Subcommittee reports HB 61 as amended to Appropriations after adopting amendment on disparity study timing

Subcommittee on Procurement and Open Government, House General Laws Committee · February 4, 2026

Loading...

AI-Generated Content: All content on this page was generated by AI to highlight key points from the meeting. For complete details and context, we recommend watching the full video. so we can fix them.

Summary

HB 61, a bill to codify Virginia’s small, women- and minority-owned business procurement program, was reported as amended to Appropriations by a 6–3 vote after the subcommittee adopted an amendment excluding the Virginia Passenger Rail Authority and adjusting the disparity-study timing language.

Delegate Ward presented HB 61 to codify an existing SWaM (small, women-, minority-, veteran- and disabled-owned business) procurement enhancement program into the Virginia code, arguing that executive orders have driven measurable gains and that codification protects those gains from changes in administration.

During questions, Delegate Wiley expressed concern that a 42% subcontracting threshold could be difficult to meet in rural areas and could leave only a single qualified subcontractor—raising prices and limiting competition. In public testimony, Gwendolyn Davis, chair of Equipping Businesses for Success Institute, said the disparity for small business owners "is egregious" and voiced support for codification; Chris Stone, past chair of the Hampton Roads Chamber of Commerce, urged caution, saying that "by codifying the 42% it may be premature" while a disparity study ordered by the General Assembly is still being finalized.

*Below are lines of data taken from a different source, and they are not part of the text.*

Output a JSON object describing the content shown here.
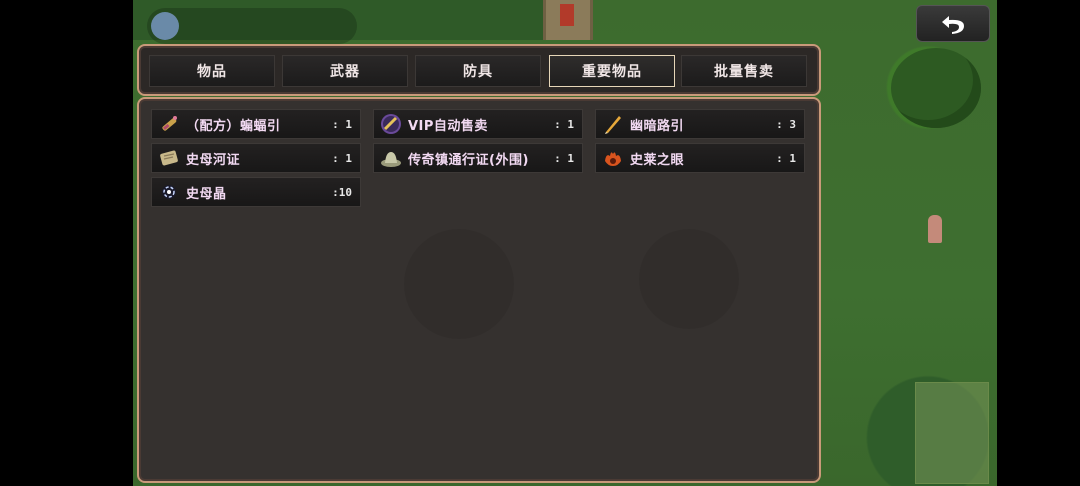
{
  "tabs": [
    {
      "label": "物品"
    },
    {
      "label": "武器"
    },
    {
      "label": "防具"
    },
    {
      "label": "重要物品"
    },
    {
      "label": "批量售卖"
    }
  ],
  "active_tab": "重要物品",
  "items": [
    {
      "name": "（配方）蝙蝠引",
      "count": ": 1",
      "icon": "recipe-scroll-icon"
    },
    {
      "name": "VIP自动售卖",
      "count": ": 1",
      "icon": "vip-coin-icon"
    },
    {
      "name": "幽暗路引",
      "count": ": 3",
      "icon": "golden-quill-icon"
    },
    {
      "name": "史母河证",
      "count": ": 1",
      "icon": "river-pass-scroll-icon"
    },
    {
      "name": "传奇镇通行证(外围)",
      "count": ": 1",
      "icon": "hat-pass-icon"
    },
    {
      "name": "史莱之眼",
      "count": ": 1",
      "icon": "flame-eye-icon"
    },
    {
      "name": "史母晶",
      "count": ":10",
      "icon": "crystal-orb-icon"
    }
  ],
  "colors": {
    "frame_border": "#c99a7a",
    "item_text": "#f2d9f2",
    "panel_bg": "#35312f"
  },
  "back_button": {
    "icon": "back-arrow-icon"
  }
}
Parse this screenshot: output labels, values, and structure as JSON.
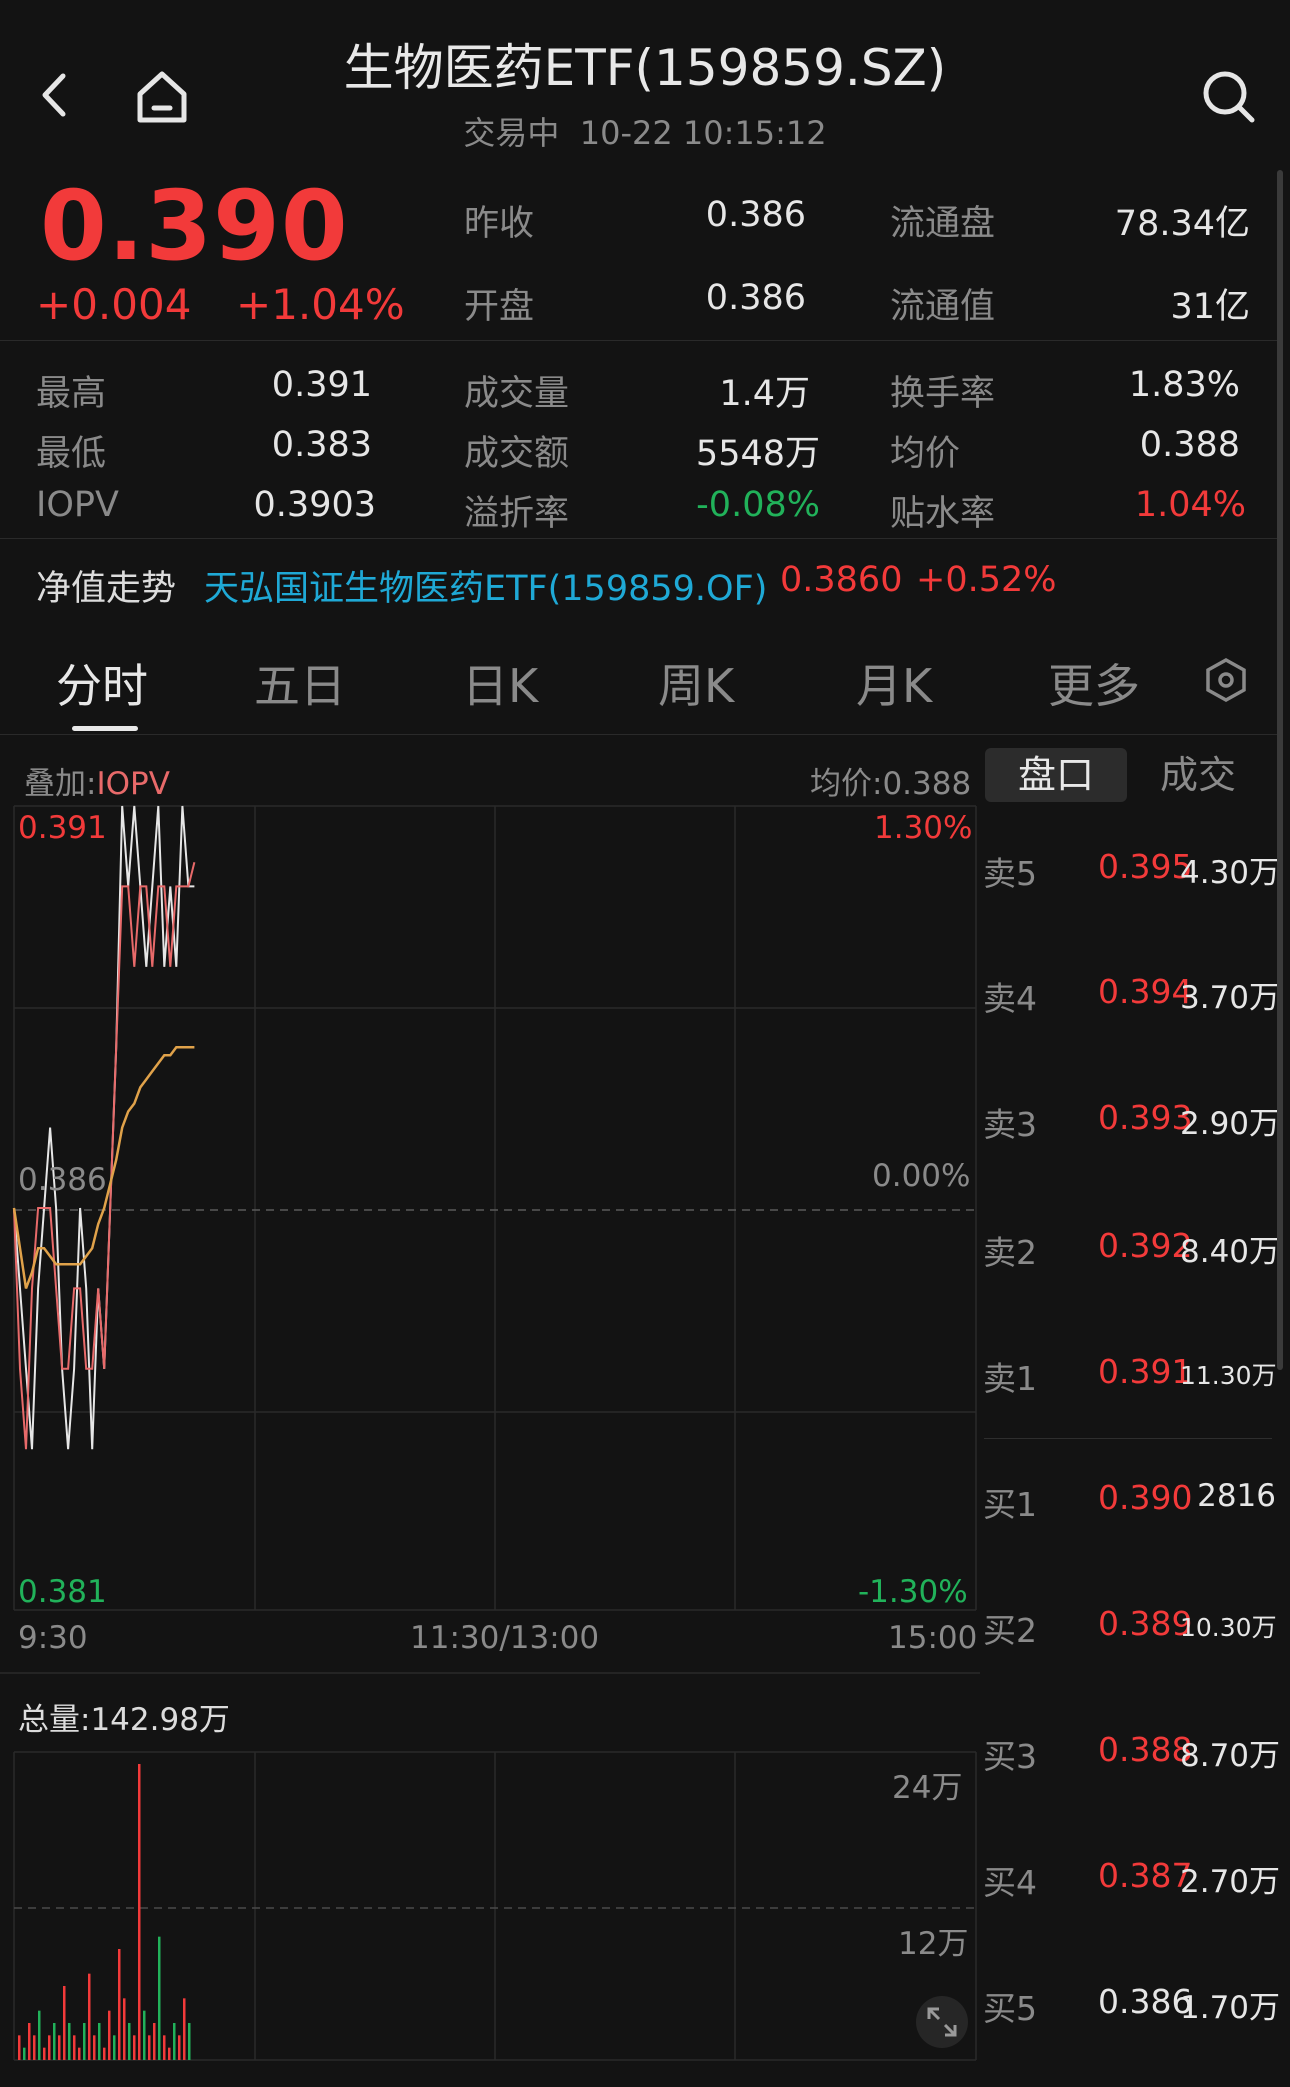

Committee counsel read an amendment that removes the Virginia Passenger Rail Authority from the definition of executive-branch agency and adds an enactment clause treating the most recent disparity study as the baseline so the next study would be due five years after publication (counsel read language proposing a due date of 01/01/2031). Delegate Simon moved to adopt the amendments, the subcommittee approved them by voice vote, and then moved to report HB 61, as amended, to Appropriations. The clerk recorded the roll and the bill was recommended to report as amended and referred to Appropriations on a vote of 6 to 3.

The subcommittee’s actions advance HB 61 to Appropriations with the committee’s adopted amendment; the transcript records discussion of certification and outreach (including the Department of Procurement-related assistance) and stakeholder requests that the procurement work group continue consideration of structural issues such as small-business definitions and disparity-study timing.